4.3.10De rechtbank stelt, gelet op het voorgaande, vast dat is voldaan aan de vereisten van artikel 1:266, eerste lid en onder a, BW. De rechtbank is van oordeel dat het in het belang van de minderjarigen is, dat het gezag van de moeder over hen wordt beëindigd. De rechtbank zal het verzoek tot beëindiging van het gezag van de moeder daarom toewijzen.

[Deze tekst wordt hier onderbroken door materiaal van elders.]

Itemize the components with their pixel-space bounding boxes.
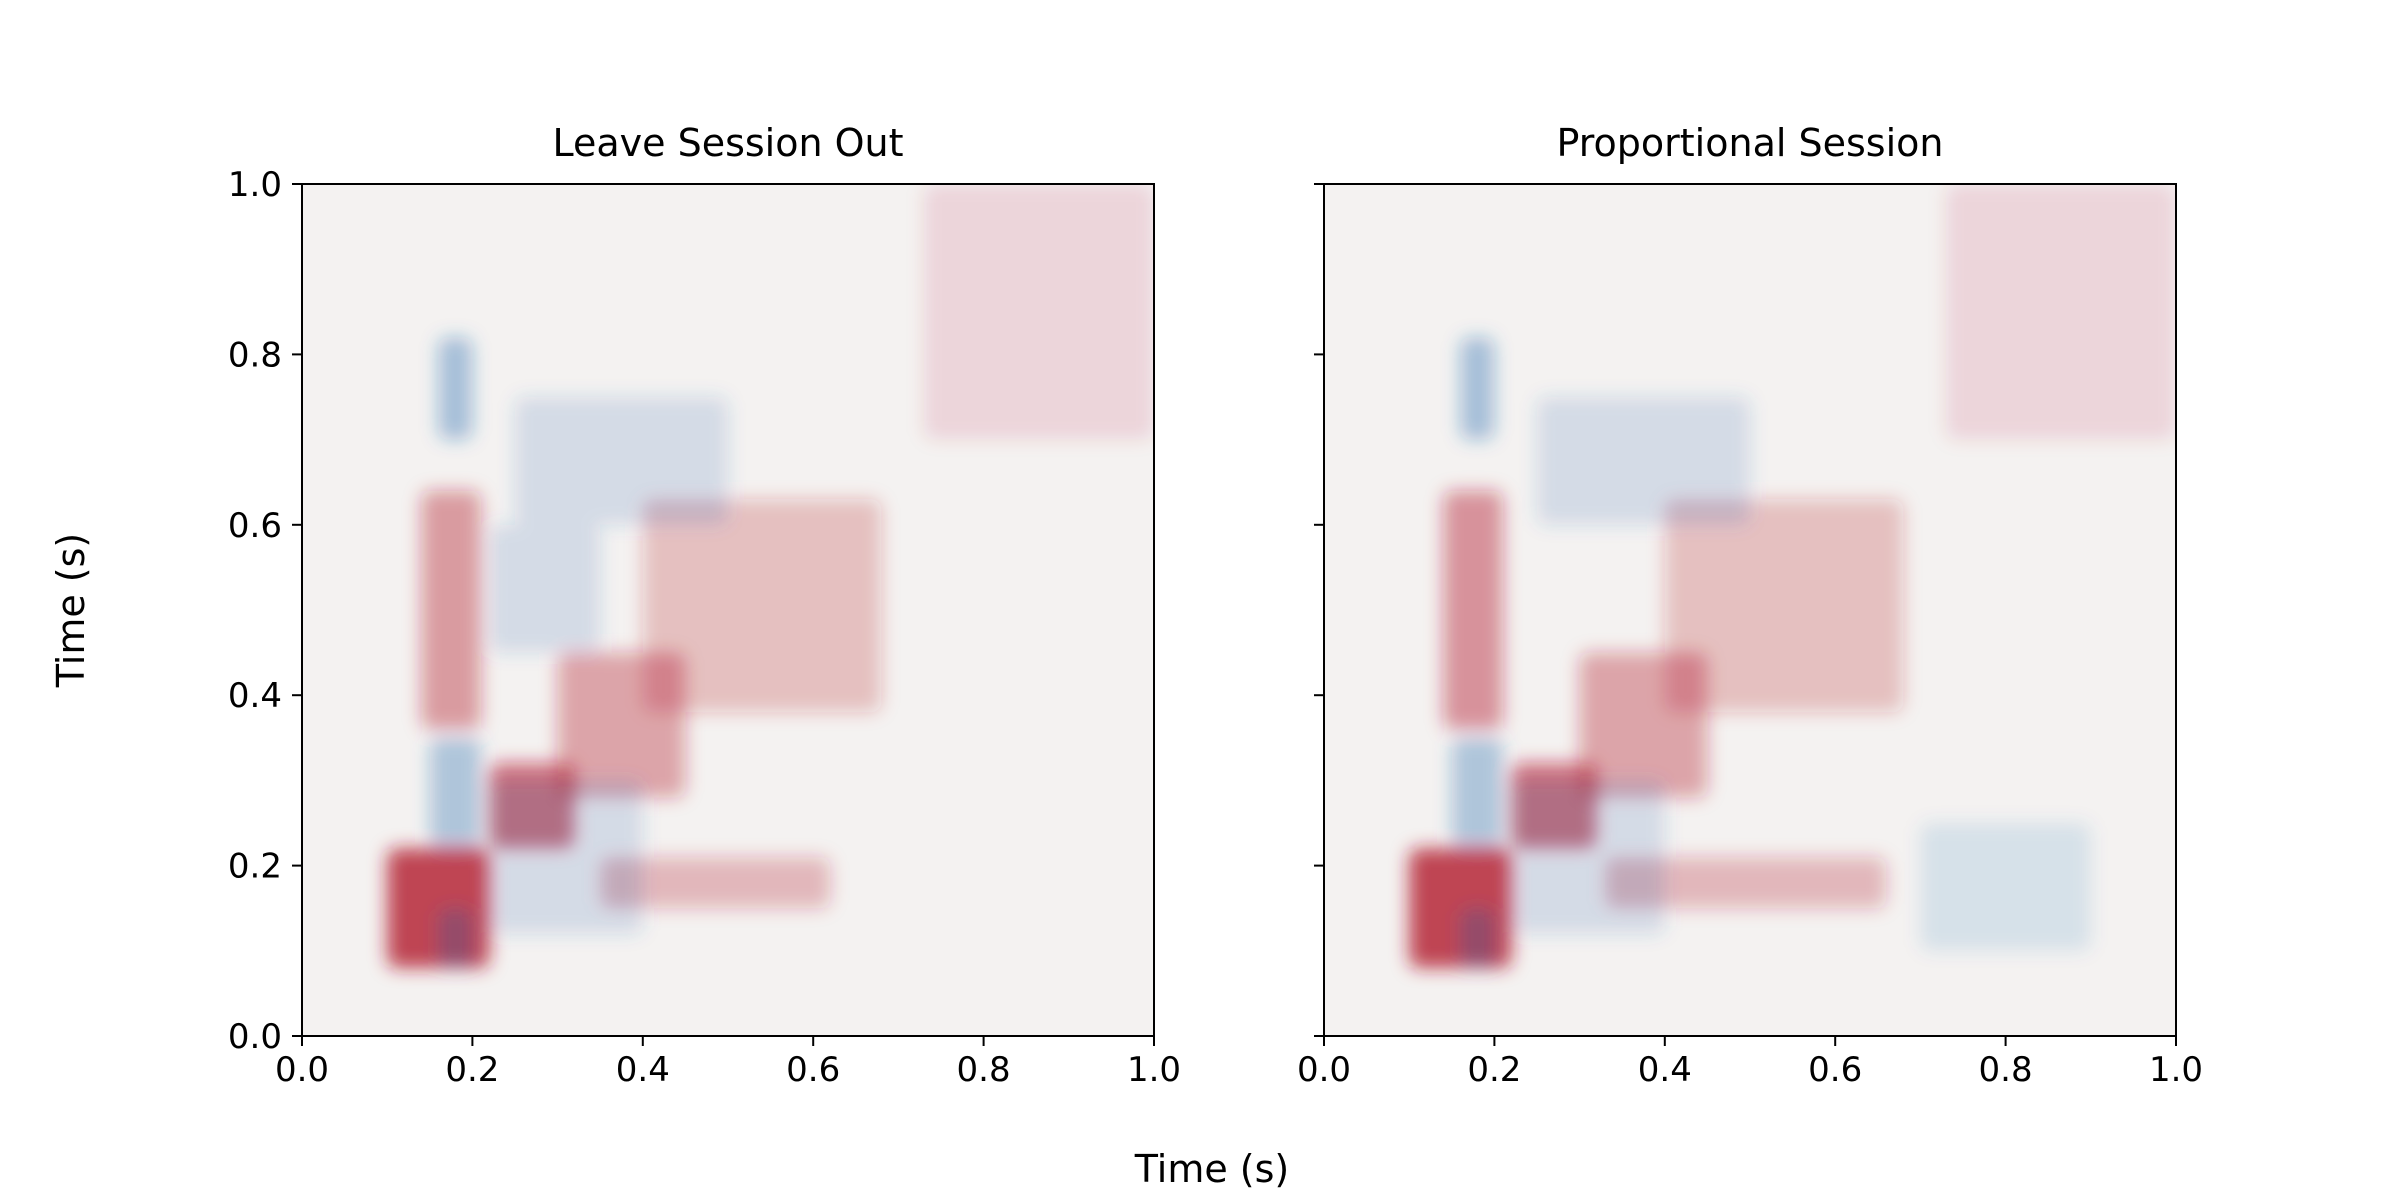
x-tick-label: 1.0: [1127, 1050, 1181, 1090]
heatmap-region-6: [923, 184, 1154, 440]
heatmap-region-7: [429, 737, 481, 849]
heatmap-region-12: [1920, 823, 2091, 951]
heatmap-region-3: [1443, 490, 1503, 730]
y-ticks: 0.0 0.2 0.4 0.6 0.8 1.0: [228, 165, 302, 1057]
y-tick-label: 0.2: [228, 847, 282, 887]
y-ticks: [1314, 183, 1324, 1037]
x-tick-label: 0.0: [275, 1050, 329, 1090]
x-tick-label: 1.0: [2149, 1050, 2203, 1090]
y-tick-label: 1.0: [228, 165, 282, 205]
x-tick-label: 0.6: [1808, 1050, 1862, 1090]
x-tick-label: 0.4: [616, 1050, 670, 1090]
heatmap-region-9: [438, 908, 473, 968]
x-tick-label: 0.8: [957, 1050, 1011, 1090]
x-tick-label: 0.8: [1979, 1050, 2033, 1090]
panel-leave-session-out: Leave Session Out 0.0 0.2 0.4 0.6 0.8 1.0 0.0…: [228, 121, 1181, 1090]
heatmap-region-7: [1451, 737, 1503, 849]
heatmap-regions: [1409, 184, 2176, 968]
heatmap-region-10: [1511, 780, 1665, 934]
panel-title: Proportional Session: [1557, 121, 1944, 165]
heatmap-region-10: [489, 780, 643, 934]
y-axis-label: Time (s): [49, 533, 93, 689]
heatmap-region-6: [1945, 184, 2176, 440]
x-ticks: 0.0 0.2 0.4 0.6 0.8 1.0: [1297, 1036, 2203, 1090]
heatmap-region-9: [1460, 908, 1495, 968]
x-tick-label: 0.2: [1467, 1050, 1521, 1090]
x-tick-label: 0.0: [1297, 1050, 1351, 1090]
heatmap-region-4: [642, 499, 882, 713]
plot-frame: [1323, 183, 2177, 1037]
heatmap-region-11: [515, 397, 728, 525]
heatmap-region-11: [1537, 397, 1750, 525]
heatmap-region-5: [600, 857, 831, 909]
heatmap-region-8: [438, 337, 473, 440]
x-axis-label: Time (s): [1134, 1147, 1290, 1191]
heatmap-region-8: [1460, 337, 1495, 440]
y-tick-label: 0.4: [228, 676, 282, 716]
x-tick-label: 0.6: [786, 1050, 840, 1090]
x-ticks: 0.0 0.2 0.4 0.6 0.8 1.0: [275, 1036, 1181, 1090]
y-tick-label: 0.8: [228, 335, 282, 375]
x-tick-label: 0.4: [1638, 1050, 1692, 1090]
y-tick-label: 0.0: [228, 1017, 282, 1057]
y-tick-label: 0.6: [228, 506, 282, 546]
panel-proportional-session: Proportional Session 0.0 0.2 0.4 0.6 0.8 1.0: [1297, 121, 2203, 1090]
plot-frame: [301, 183, 1155, 1037]
heatmap-region-4: [1664, 499, 1904, 713]
heatmap-region-3: [421, 490, 481, 730]
panel-title: Leave Session Out: [552, 121, 903, 165]
heatmap-region-12: [489, 524, 601, 653]
heatmap-regions: [387, 184, 1154, 968]
x-tick-label: 0.2: [445, 1050, 499, 1090]
heatmap-region-5: [1605, 857, 1887, 909]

4.3.11Omdat de beëindiging van het gezag van de moeder betekent dat er geen gezag meer over de minderjarigen wordt uitgeoefend, moet de rechtbank op grond van artikel 1:275 lid 1 BW een beslissing nemen over de voogdij over de minderjarigen. De rechtbank is van oordeel dat het in het belang van de minderjarigen is dat de GI de voogdij krijgt. De GI is op dit moment al betrokken bij hen en is volgens de rechtbank vanwege haar neutrale positie het beste in staat om de beslissingen over hen te nemen en de belangen van hen daarbij voorop te stellen. De GI kan in het kader van de voogdijmaatregel regelzaken over de minderjarigen op zich nemen en ervoor zorg dragen en monitoren dat de contactregeling tussen de moeder, de biologische vader en de minderjarigen op een voor hen prettige en veilige wijze blijft verlopen. De rechtbank vindt het voor de minderjarigen van groot belang dat dit contact door blijft gaan. De GI heeft verklaard bereid te zijn om de voogdij over de minderjarigen te aanvaarden. Er zijn geen bezwaren van de kant van de moeder naar voren gekomen met betrekking tot benoeming van de GI als voogdes (in het geval van beëindiging van haar gezag). De rechtbank zal de GI daarom benoemen tot voogdes over de minderjarigen. Gelet op artikel 1:276 lid 1 BW zal de rechtbank de moeder verder veroordelen tot het afleggen van rekening en verantwoording aan de GI over het gevoerde bewind.